Выемка хлеба из печи ассоциировалась с родами, а форма и вид хлебов - с судьбой хозяйкиных детей. Если хлеб не удался, покосился, это воспринималось как знак несчастья. “В тот год о Николы, - говорит женщина-поморка, - у меня стряпня поломалась, и того года сын не вернулся с моря.”48
Подобным же образом воспринимались и другие повседневные женские занятия с их атрибутами и орудиями:
хранение и приготовление пищи и связанные с этим вещи: ступа (детям на вопрос, откуда они появились на свет, в шутку отвечают: “З неба упау, Да у ступу папау, А с ступы выляз - И вот якой вырас” - Гомельская обл.49 ); горшок (били горшки на свадьбе, желая молодым столько детей, сколько черепков, и, напротив, не желая беременеть, женщина прятала пустой горшок в чулан, где его бы никто не тронул50); квашня (в Заонежье избегали сметать в квашню муку со стола, боясь, что будет много детей51 ) и другая посуда (пример - поверье, что горшки, чугуны, бочонки с оставленной в них водой или пищей надо обязательно покрывать - хотя бы положенными крест-накрест лучинками - “от нечистой силы”; это явно воспроизводит запрет женщине появляться с непокрытой головою: “хоть ремох* какой наложи - надо чтобы волосы покрыты были,” - иначе, по поверью, привяжется леший или другая нечистая сила: АМАЭ, д.1624, л.18. Архангельская обл., Пинежский р-н, 1988 г.).
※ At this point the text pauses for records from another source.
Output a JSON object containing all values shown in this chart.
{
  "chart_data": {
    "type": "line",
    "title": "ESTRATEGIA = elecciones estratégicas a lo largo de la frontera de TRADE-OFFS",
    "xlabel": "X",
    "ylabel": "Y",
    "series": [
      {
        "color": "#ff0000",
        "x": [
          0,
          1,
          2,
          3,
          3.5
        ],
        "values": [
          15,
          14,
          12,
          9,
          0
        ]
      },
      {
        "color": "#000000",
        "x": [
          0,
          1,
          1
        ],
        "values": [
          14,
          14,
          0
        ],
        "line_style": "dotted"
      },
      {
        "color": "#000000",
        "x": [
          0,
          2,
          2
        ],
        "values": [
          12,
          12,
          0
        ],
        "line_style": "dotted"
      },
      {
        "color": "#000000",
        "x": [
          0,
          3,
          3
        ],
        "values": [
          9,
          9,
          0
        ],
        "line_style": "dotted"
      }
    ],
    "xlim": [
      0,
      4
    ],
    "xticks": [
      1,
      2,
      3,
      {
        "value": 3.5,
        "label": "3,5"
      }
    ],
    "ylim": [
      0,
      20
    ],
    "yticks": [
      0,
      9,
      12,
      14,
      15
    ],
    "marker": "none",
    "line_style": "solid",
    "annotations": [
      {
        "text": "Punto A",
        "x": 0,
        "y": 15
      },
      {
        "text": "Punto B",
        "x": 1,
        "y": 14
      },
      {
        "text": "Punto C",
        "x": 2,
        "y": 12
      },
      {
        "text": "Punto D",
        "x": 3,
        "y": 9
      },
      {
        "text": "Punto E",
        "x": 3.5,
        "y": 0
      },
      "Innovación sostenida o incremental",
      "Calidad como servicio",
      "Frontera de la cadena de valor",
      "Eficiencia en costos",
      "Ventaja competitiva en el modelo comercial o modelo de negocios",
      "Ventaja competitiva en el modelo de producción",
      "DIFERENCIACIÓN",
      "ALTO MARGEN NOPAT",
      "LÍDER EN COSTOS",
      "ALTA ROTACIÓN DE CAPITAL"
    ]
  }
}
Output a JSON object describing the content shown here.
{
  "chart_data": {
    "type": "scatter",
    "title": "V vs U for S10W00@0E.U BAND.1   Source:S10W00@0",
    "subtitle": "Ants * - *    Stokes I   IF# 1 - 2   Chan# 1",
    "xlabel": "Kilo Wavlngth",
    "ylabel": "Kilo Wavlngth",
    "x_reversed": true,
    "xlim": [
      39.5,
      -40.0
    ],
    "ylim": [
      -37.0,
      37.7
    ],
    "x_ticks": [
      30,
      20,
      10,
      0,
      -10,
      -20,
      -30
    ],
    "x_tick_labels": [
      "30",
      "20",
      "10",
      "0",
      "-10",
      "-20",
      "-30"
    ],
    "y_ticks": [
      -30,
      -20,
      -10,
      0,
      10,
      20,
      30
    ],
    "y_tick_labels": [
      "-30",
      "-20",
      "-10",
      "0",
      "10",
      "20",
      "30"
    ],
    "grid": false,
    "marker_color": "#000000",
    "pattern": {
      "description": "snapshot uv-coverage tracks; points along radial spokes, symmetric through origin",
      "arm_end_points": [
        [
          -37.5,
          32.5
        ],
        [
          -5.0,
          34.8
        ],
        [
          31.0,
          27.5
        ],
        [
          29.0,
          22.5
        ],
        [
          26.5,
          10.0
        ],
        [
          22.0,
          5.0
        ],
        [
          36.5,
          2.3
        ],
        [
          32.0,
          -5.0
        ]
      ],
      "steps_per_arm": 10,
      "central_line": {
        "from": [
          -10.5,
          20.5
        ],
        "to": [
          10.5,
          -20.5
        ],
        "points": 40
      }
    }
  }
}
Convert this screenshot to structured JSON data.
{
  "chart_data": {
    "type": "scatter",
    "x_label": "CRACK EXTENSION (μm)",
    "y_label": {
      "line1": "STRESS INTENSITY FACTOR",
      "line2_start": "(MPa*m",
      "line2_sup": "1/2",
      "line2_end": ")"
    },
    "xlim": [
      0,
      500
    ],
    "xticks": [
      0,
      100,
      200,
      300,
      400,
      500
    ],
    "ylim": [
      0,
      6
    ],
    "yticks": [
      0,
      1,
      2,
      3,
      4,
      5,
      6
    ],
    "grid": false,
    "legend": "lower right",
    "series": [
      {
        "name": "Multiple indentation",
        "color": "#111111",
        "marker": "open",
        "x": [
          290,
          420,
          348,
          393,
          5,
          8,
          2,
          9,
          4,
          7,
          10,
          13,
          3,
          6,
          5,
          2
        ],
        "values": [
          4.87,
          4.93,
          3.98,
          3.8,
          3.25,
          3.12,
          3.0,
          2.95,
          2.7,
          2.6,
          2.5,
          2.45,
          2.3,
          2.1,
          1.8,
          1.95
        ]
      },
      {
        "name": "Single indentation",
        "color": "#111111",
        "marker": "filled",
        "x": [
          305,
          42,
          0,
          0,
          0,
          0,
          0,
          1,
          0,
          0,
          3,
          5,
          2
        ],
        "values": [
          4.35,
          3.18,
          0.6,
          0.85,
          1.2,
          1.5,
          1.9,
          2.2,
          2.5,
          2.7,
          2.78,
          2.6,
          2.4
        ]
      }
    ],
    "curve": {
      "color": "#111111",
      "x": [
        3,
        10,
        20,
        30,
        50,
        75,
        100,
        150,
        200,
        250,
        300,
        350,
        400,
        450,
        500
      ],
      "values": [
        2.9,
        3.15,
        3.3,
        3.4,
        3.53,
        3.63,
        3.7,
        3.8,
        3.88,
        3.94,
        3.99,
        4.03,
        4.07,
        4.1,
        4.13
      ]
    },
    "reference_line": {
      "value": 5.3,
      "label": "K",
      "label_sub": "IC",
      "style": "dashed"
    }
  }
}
Главным же воплощением женского начала в доме была, безусловно, печь - в поговорках “мать родная”, непостижимым образом связанная с судьбою и здоровьем рождающихся в доме детей: если хозяйка держит ее (в особенности шесток) неопрятно, то ее дети, по поверью, будут возгрявы (т.е. грязны и сопливы)52 , а если огонь гаснет в момент рождения ребенка, то он вырастет злодеем и разбойником53 .
домашние рукоделия: ткачество, плетение и вязание, шитье и вышивка. В загадках репродуктивные ассоциации связаны с вдеванием нити в ушко иглы, протаскиванием челнока меж нитей основы и т.п. пронимальными операциями.54 Ср.: о зачатьи ребенка говорят: завязаться, о первенце: первая завязь; о рождающихся один за другим - плестись (пск., твер.).55 В ряду пронимальных вещей - прясло (деревянный либо шиферный круг с отверстием), надетое на веретено: наматывание нитей на веретено обыгрывалось в том же родильном ключе: “Девка Опрошка скакала-скакала, И брюшко наскакала (Веретено)”.56
стирка белья в корыте или ступе интерпретировалась в том же ключе. Примеры можно продолжать - они неисчерпаемы. Фактически все предметное окружение женщины было пронизано символикой порождения жизни - знаками материнства, маркируя дом как “рождающее, материнское” пространство: “Своя хатка - родная матка.”57
Вместе с репродуктивным здесь же просматривается и коммуникативный пласт значений: пронимиальная утварь прочитывается и как знак коммуникативных норм и табу, составляющих комплекс “материнства”. В том числе - табу на ссоры и брань. Например, в присутствии печи, как при матери, нельзя ругаться и ссориться, если кто-нибудь позволял себе нецензурное высказывание, его одергивали: “Печь в хате!”. Затапливали печь с молитвой, и свекровь одергивала невесток, затеявших в этот момент ссору: “Полно вам браниться, аль не видите, что огонь зажигают?” Нарушение этих табу, по поверьям, могло стать причиной пожара.58 Печь служила символом тех коммуникативных табу и норм, которые традиция связывала с “материнством” (т.е. воплощала не только репродуктивный, но и коммуникативный аспекты этой мифологемы). То же - и посуда, и другие пронимальные вещи, наполнявшие дом.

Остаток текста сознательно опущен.